Abstract:RNA inverse folding, designing sequences to form specific 3D structures, is critical for therapeutics, gene regulation, and synthetic biology. Current methods, focused on sequence recovery, struggle to address structural objectives like secondary structure consistency (SS), minimum free energy (MFE), and local distance difference test (LDDT), leading to suboptimal structural accuracy. To tackle this, we propose a reinforcement learning (RL) framework integrated with a latent diffusion model (LDM). Drawing inspiration from the success of diffusion models in RNA inverse folding, which adeptly model complex sequence-structure interactions, we develop an LDM incorporating pre-trained RNA-FM embeddings from a large-scale RNA model. These embeddings capture co-evolutionary patterns, markedly improving sequence recovery accuracy. However, existing approaches, including diffusion-based methods, cannot effectively handle non-differentiable structural objectives.
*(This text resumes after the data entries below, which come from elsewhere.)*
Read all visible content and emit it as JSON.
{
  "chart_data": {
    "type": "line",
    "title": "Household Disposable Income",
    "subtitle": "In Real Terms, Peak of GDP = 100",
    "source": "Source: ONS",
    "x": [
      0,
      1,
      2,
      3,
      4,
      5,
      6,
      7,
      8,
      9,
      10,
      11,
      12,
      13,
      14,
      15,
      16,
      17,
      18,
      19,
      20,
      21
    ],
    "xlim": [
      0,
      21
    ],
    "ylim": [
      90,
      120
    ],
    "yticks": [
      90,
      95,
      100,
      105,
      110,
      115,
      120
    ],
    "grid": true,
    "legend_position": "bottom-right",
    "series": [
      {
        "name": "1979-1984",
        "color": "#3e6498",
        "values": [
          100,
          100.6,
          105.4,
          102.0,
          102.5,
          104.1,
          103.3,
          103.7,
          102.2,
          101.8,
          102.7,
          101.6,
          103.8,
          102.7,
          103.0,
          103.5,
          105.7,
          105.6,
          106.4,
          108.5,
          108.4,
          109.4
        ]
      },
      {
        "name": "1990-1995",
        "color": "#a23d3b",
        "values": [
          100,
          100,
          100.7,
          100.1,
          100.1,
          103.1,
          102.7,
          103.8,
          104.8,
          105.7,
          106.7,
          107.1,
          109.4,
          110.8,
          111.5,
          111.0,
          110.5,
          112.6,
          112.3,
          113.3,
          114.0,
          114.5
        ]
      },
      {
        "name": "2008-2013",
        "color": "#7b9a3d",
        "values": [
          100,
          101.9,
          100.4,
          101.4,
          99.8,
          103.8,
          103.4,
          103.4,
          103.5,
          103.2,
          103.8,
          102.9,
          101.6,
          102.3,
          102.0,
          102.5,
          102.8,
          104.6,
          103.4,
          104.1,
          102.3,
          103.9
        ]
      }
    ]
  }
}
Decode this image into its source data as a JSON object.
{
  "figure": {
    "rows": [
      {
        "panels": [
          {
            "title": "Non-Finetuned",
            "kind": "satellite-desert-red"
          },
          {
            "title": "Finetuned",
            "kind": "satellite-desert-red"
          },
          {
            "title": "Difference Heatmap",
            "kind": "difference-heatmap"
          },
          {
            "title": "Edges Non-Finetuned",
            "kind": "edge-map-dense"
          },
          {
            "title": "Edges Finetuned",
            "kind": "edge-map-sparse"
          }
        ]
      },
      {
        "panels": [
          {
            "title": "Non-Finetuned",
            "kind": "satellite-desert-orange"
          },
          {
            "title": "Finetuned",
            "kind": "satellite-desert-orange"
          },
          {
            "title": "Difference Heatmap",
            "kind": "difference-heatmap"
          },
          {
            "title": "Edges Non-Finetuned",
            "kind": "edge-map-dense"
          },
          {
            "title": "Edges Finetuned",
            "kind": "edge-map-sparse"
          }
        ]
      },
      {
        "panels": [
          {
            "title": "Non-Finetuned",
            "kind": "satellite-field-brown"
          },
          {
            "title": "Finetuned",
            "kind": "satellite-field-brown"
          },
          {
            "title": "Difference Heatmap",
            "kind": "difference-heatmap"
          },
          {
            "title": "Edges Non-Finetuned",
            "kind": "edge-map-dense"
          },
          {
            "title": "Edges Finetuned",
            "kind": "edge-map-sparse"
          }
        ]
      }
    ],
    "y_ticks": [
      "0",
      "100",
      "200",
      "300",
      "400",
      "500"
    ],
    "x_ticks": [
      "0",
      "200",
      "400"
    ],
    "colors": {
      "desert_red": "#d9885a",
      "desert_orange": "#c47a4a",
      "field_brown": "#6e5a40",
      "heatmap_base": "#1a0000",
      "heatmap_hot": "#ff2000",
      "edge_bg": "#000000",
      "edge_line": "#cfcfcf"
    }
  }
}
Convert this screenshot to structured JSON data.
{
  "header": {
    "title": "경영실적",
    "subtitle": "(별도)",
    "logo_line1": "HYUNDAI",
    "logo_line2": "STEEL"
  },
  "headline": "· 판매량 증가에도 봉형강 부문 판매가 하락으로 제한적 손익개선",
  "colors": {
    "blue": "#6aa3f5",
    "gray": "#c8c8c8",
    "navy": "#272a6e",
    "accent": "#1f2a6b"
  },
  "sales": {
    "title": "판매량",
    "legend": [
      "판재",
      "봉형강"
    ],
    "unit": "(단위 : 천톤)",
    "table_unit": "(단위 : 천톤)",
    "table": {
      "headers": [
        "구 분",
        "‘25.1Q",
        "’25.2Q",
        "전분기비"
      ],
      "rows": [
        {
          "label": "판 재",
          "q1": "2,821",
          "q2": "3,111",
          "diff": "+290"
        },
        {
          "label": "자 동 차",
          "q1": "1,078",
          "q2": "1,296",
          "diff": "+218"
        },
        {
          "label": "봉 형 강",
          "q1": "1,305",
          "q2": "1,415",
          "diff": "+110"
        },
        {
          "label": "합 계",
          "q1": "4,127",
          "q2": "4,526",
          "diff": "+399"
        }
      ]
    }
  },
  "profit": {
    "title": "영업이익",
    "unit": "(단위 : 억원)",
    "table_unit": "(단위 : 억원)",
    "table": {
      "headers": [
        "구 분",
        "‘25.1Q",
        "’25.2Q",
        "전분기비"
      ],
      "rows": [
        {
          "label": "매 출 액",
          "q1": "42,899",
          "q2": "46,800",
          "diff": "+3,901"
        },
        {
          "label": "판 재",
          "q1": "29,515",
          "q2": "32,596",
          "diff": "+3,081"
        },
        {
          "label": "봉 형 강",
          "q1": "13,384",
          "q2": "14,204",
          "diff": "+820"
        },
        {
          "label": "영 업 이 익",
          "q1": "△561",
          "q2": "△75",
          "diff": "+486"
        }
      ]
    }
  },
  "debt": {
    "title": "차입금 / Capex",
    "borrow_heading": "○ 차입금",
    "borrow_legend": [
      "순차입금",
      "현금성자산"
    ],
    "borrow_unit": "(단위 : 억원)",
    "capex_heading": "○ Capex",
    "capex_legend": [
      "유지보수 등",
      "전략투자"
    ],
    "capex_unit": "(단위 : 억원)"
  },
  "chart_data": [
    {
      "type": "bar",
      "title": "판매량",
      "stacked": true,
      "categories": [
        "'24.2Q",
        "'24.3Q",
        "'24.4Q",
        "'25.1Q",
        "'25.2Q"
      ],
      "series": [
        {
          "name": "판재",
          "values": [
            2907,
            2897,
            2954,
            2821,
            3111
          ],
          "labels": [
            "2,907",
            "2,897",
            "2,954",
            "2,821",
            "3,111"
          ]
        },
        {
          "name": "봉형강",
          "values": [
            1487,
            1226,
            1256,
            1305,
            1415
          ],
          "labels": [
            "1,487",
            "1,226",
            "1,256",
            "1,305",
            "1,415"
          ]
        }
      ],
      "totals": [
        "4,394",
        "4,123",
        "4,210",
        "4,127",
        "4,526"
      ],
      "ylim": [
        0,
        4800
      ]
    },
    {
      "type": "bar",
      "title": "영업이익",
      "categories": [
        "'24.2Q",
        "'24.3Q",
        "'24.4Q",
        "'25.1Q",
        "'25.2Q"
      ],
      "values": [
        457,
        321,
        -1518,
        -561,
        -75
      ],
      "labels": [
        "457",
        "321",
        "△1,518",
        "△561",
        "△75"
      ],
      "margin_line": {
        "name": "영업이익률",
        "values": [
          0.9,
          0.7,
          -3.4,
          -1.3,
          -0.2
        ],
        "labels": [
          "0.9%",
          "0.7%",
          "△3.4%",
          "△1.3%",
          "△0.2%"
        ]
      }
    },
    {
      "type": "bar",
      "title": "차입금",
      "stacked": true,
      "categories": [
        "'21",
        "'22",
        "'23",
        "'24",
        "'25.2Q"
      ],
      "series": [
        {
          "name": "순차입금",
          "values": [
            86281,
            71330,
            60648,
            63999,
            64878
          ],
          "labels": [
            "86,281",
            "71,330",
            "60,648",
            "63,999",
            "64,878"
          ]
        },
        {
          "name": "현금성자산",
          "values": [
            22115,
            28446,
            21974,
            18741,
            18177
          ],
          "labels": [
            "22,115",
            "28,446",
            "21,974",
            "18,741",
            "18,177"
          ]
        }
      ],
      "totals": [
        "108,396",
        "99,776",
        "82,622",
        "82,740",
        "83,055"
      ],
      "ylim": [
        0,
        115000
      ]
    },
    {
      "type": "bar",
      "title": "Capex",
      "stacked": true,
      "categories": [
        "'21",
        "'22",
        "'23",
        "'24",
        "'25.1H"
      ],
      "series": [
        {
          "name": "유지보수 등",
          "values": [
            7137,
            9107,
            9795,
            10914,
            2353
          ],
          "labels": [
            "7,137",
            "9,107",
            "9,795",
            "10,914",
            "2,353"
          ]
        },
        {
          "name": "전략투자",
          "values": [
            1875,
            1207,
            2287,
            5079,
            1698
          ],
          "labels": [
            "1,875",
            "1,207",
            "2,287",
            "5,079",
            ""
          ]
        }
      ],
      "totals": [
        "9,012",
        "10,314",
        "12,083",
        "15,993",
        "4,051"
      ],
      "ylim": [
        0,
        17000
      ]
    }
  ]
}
By contrast, RL excels in this task by using policy-driven reward optimization to navigate complex, non-gradient-based objectives, offering a significant advantage over traditional methods. In summary, we propose the Step-wise Optimization of Latent Diffusion Model (SOLD), a novel RL framework that optimizes single-step noise without sampling the full diffusion trajectory, achieving efficient refinement of multiple structural objectives. Experimental results demonstrate SOLD surpasses its LDM baseline and state-of-the-art methods across all metrics, establishing a robust framework for RNA inverse folding with profound implications for biotechnological and therapeutic applications.